Мимо нас быстрым шагом прошли Ивин и его новый штурман, капитан Голубев из штаба второй эскадрильи. Такой, значит, получался у них расклад: командир экипажа - младший лейтенант, штурман - капитан. А может, так и надо. Начальству видней. Голубев при мне уговаривал флагштурмана замолвить словечко перед командиром полка, просил зачислить его в оперативную группу хотя бы штурманом экипажа. Видать, добился своего. Да только куда он рвался? Мы и сами не знали задание. Флагштурман уходил от разговора или твердил одно: ночные полеты, будем работать по дальним тылам противника… Я вспомнил, как Голубев прощался с женой и дочками-двойняшками. Он гладил девчонок по волосам, смеялся. Жена штурмана - рослая белокурая красавица в цветастом платье - стояла рядом и тоже смеялась. Славная, веселая такая семейка!

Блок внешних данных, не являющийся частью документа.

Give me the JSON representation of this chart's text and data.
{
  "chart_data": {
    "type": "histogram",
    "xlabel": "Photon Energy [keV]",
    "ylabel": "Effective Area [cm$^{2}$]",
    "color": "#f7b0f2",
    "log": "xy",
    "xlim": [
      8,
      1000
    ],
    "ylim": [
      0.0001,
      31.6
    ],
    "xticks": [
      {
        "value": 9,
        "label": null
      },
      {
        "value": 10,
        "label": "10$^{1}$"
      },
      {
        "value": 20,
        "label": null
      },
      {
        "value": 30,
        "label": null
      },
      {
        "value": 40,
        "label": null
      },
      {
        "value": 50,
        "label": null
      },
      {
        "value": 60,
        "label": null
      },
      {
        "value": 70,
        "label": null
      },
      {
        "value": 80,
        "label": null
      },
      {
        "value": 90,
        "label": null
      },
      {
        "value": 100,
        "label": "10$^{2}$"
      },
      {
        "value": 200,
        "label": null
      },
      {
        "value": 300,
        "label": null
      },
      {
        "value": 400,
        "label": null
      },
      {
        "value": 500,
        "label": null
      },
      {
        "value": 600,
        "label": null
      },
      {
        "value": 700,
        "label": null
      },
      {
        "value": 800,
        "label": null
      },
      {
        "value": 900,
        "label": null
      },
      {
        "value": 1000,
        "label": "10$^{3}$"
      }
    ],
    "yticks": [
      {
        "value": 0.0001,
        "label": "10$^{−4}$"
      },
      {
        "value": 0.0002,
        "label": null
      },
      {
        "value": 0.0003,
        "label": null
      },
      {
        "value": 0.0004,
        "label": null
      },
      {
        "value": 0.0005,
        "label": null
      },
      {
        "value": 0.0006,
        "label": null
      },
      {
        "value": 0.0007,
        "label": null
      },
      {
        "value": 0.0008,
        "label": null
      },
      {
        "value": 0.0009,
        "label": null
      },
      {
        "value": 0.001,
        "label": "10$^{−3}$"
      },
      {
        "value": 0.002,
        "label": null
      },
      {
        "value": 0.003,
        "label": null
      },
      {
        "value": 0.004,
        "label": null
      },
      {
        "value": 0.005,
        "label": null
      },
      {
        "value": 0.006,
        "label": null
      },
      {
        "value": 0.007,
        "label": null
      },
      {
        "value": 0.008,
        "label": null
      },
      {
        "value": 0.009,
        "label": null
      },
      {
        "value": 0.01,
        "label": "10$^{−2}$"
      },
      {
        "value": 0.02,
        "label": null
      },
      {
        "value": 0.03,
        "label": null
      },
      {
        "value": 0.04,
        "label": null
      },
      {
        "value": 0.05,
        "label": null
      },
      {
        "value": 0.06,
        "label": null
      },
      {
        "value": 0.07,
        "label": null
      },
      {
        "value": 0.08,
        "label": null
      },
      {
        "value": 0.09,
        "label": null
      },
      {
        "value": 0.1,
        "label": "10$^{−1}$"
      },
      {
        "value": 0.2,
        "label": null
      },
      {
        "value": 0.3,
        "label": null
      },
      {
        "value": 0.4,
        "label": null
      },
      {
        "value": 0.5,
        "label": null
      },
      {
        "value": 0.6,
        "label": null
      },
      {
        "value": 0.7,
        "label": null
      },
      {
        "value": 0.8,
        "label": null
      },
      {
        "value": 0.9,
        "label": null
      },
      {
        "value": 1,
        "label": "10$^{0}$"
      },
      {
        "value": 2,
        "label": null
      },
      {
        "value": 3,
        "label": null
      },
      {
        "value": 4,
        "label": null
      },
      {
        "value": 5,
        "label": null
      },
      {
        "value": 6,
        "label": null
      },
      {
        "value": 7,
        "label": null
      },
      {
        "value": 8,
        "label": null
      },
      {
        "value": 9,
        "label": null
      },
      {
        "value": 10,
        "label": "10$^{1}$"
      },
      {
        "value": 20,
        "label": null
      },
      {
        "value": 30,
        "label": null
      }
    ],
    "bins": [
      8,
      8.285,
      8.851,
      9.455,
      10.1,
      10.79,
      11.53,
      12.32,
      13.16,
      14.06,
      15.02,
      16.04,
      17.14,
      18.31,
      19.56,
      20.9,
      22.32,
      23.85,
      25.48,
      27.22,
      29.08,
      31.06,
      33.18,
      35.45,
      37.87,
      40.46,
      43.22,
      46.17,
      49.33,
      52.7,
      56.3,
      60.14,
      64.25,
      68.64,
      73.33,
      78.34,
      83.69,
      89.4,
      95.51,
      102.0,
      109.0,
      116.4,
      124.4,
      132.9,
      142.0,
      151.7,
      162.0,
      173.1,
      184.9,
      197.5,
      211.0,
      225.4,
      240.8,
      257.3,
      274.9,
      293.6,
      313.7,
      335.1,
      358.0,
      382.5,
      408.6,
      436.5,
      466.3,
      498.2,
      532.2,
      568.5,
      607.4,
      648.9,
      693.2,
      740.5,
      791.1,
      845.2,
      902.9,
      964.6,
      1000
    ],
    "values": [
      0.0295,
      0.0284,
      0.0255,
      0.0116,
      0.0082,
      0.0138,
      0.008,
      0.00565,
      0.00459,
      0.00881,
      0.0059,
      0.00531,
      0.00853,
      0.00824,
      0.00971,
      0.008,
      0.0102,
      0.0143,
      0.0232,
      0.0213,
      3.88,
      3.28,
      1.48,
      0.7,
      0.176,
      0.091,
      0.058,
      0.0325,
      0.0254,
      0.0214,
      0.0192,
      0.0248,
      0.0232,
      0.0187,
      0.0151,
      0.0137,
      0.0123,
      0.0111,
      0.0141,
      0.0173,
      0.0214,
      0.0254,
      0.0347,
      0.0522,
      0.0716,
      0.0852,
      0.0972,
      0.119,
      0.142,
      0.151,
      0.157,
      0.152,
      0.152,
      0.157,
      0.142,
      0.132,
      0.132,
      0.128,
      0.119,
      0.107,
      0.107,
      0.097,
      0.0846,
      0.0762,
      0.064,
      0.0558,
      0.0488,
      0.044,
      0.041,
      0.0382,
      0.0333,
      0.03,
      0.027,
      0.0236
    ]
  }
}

Проводив жену и детей, Голубев коротко поговорил с Ивиным, потрепал его по плечу и быстро исчез.

Ивин подошел к нам.

"Как твой новый штурман, Юра?" - спросил Навроцкий.

"Он божился, что не подведет меня, - Ивин улыбнулся. - Он обещал".

Сумерки сгустились. С летного поля рвало теплым ветром, в темноте вспыхивали огоньки папирос.

Из-за спины Навроцкого вынырнул Ваня Шинкаренко, наш стрелок. Оглядевшись, он тихо сказал Грехову, что знает, куда нас пошлют.

Грехов ухмыльнулся:

"Интересно послушать".

"Будем бомбить немецкий линкор!"

"Вот как!"

"Точно. Мы ведь морская авиация".

Грехов вяло махнул рукой:

"Ладно, Ваня. Иди-ка ты спать, парень".

РАССКАЗЫВАЕТ СТОГОВ

Значит, так: было приказано опробовать двигатели и находиться возле самолетов.

Около девяти показалась машина. Из нее вышли командир полка и флагштурман. Мы двинули им навстречу и, не доходя до начальства, заговорили все разом: куда летим? когда?

Командир полка остановил нас движением руки.

"По самолетам! Вылет через двадцать минут. За мной взлетают Преснецов, Рытов, Лазарев, Навроцкий, Грехов… - Он быстро перечислил фамилии летчиков. - В воздухе строй "клина". Посадка там, где сажусь я".

Взлетели. Справа остался купол Исаакия. Машина набирала высоту, моторы гудели ровно, на одной ноте. Скоро растаял в дымке Кронштадт. Я взглянул на высотомер: три тысячи метров. Мы шли над Финским заливом. Я не нашел под крылом ни одного корабля. Мать честная, сколько мин мы сюда нашвыряли! Остряки называли Финский залив "супом с клецками".

После Готланда мы повернули к Моонзундскому архипелагу. Пошли острова с кудрявыми, похожими на каракуль, темными зарослями можжевельника. Чайки косо скользили по ветру на неподвижных крыльях. Под нами было серое море с белыми гребнями волн. Это было то же море, над которым мы летали, только здесь оно казалось еще более холодным, еще более неприветливым.

Внизу проплыл небольшой узкий мысок, песчаная коса, низкий берег, маленькая пристань на сваях… И тут я увидел, как флагманская машина заходит на посадку.